Antes de morir, Juan Pablo II dio un paso más y se cargó también prácticamente el infierno al afirmar que no era “un lugar físico” como se había sostenido durante siglos, sino un “estado de ánimo”. ¿Y los demonios con sus calderas de azufre hirviendo? ¿Y los tormentos del fuego? Y si el infierno no era ya un lugar físico, menos lo sería el purgatorio.

Ha quedado, por ahora, sólo el cielo. ¿Hasta cuando? Por lo pronto tampoco puede ser un lugar físico de ríos de leche y miel, de músicas de violines y visiones beatíficas de la cara de Dios. ¿Qué será?

En otra ocasión el mismo papa polaco sorprendió durante una audiencia en San Pedro, cerca de la Navidad, al afirmar que la Iglesia “no sabía ni el día ni el mes ni el año en que había nacido Jesús”.

¿Y entonces la Nochebuena el 25 de diciembre? Se preguntaban los fieles. La Iglesia había escogido aquella fecha porque en ella se celebraban las bacanales de la fiesta del Sol entre los paganos, cristianizándola para siempre.

El papa meteorito Juan Pablo I, que disfrutó sólo de 30 días de pontificado tras morir de forma misteriosa, había también sorprendido al declarar que Dios no era sólo hombre sino también mujer, no sólo padre sino también madre. Y el diario vaticano, L´ Osservatore Romano, censuró sus palabras.

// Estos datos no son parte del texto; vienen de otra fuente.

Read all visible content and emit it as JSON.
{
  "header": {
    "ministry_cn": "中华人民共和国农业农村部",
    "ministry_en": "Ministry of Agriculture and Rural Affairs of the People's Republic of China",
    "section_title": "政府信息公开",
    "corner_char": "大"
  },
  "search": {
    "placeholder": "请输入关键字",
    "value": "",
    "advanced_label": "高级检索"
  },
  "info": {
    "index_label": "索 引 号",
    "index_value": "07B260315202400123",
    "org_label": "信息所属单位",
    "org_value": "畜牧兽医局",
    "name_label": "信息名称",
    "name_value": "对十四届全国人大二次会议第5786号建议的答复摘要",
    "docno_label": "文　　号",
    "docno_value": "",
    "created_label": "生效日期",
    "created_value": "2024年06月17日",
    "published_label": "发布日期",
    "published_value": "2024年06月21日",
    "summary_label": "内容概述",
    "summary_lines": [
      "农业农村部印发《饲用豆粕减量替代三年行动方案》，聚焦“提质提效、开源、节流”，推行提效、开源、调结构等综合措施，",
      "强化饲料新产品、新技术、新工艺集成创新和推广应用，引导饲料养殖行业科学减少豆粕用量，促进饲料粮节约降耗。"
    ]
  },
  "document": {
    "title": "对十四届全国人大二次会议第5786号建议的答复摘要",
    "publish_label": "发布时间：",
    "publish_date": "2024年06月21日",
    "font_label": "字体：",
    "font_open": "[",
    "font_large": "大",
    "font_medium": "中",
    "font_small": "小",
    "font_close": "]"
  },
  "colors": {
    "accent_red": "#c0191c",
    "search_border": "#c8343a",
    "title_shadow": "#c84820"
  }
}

Hay quién asegura que en la Iglesia una verdad es la herejía pronunciada por un teólogo progresista, antes de defenderla el papa.

Por lo que se refiere al infierno, un lugar, según la Iglesia, de castigo eterno, sin retorno, ya los teólogos antes de que el papa Wojtyla lo vaciara de contenido, afirmaban que o existía él o existía Dios, ya que ambos eran inconciliables.

Ningún padre o madre de la tierra, por severos que sean, condenaría, en efecto, al hijo más criminal a un castigo eterno, sin posibilidades de vuelta atrás. Hasta las leyes humanas han abolido ya en muchas partes no sólo la pena de muerte sino hasta la cadena perpetua, dejando un margen a la regeneración hasta del mayor criminal.

¿Sería concebible un Dios que castigara eternamente si la Iglesia, paradójicamente, le adjudica una carga de misericordia infinita?

La Iglesia y el Vaticano para ser creíbles y volver al espíritu de su fundador, el profeta de Nazaret, que ni casa tenía donde dormir, no puede conformarse con eliminar sólo la mula y el buey de un pesebre que nunca existió, sino que tendría también que eliminar por ejemplo, la prerrogativa del Papa de ser Jefe de Estado y de codearse tanto con los poderosos para encarnarse en los más humildes y sin poder.

Debería eliminar su poder de infalibilidad y su carácter de monarquía absoluta, incompatible con las democracias modernas.

Debería dejar a los cristianos decidir sus problemas escuchando más a sus propias conciencias que a lo que curas, obispos y papas, predican desde los púlpitos lanzándonos sus dogmas y anatemas sin diálogo ni contestación posible.